Joint Modelling
Joint modeling to assess the relationship between time to curative treatment and BCR in PCa patients
This is the third research project during my PhD studies. Most of the methodological work was done at KAUST under supervision of Denis Rustand,phd, and Prof. Haavard Rue.
This work was accepted for presentation at Baltic-24 EAU meeting (May 2024, Tallinn, Estonia), the Abstract is below, and full paper will be added later!

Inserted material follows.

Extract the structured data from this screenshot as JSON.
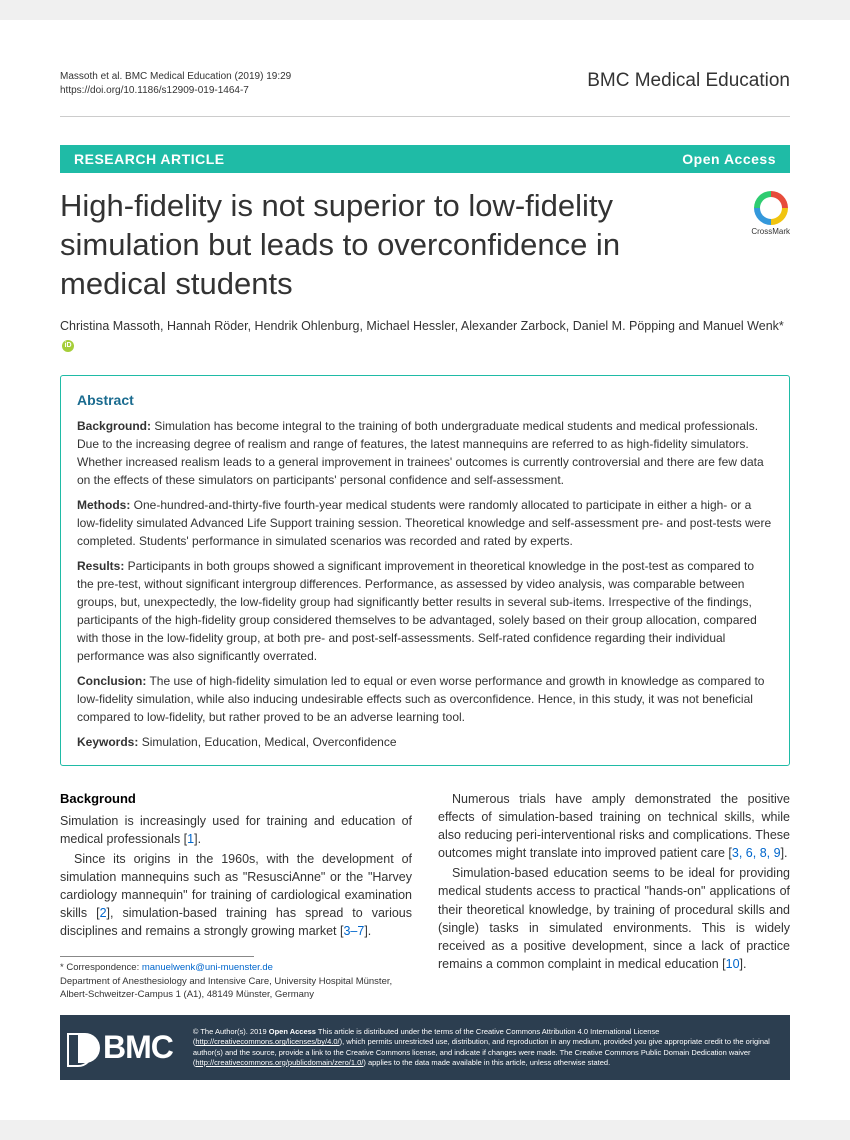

Title: Joint modeling to assess the relationship between time to curative treatment and treatment recurrence in PCa patients
Abstract
Introduction and Objectives
Conflicting evidence exists for the effect of prostate cancer (PCa) treatment delay on outcomes after curative treatment. PCa is generally slow-growing, and treatment delays up to 6 months have not been associated with impaired outcomes. However, the effect of treatment delay on outcomes in intermediate PCa is more controversial, especially during the MRI era. In this study, we assess the effect of delaying or expedited curative treatment (surgery or radiation therapy) on the time to treatment relapse.
Materials and Methods:
We used the Helsinki University Hospital registry for data mining and to categorise PCa patients by Gleason grade group (1-5), treatment (RP/RT), and follow-up outcome (BCR) for a final sample size of 11719 patients (1993–2019). A broader definition of biochemical recurrence was established considering secondary treatments as an additional indicator of relapse alongside traditional PSA cut-offs (PSA of 0.2 ug/l for surgery and PSA nadir +2 ug/l for radiation therapy). A joint survival model (utilising INLAJoint R package) was employed to model the relationship between the time from diagnosis to curative treatment (treatment risk) and the time from diagnosis to treatment recurrence (relapse risk).
Results:
Conditional on covariates, including age at diagnosis and Gleason grade group, our joint survival model revealed a negative association γ = -0.99 [-0.99, -0.81] between the risk of treatment and risk of treatment relapse. Regardless of the grade group, individuals within the top 15% with the lowest risk of receiving treatment (i.e., the longest time to treatment) exhibited a 1.96 [1.05, 7.17] increased risk of recurrence compared to the average individual. Conversely, individuals within the top 15% with the highest risk of receiving treatment (i.e., shortest time to treatment) showed a 0.51 [0.14, 0.95] decreased risk of recurrence. When fitting separate models for each grade group, the association decreased in higher grade groups. Additionally, associations of delaying treatment were higher than associations of earlier treatment.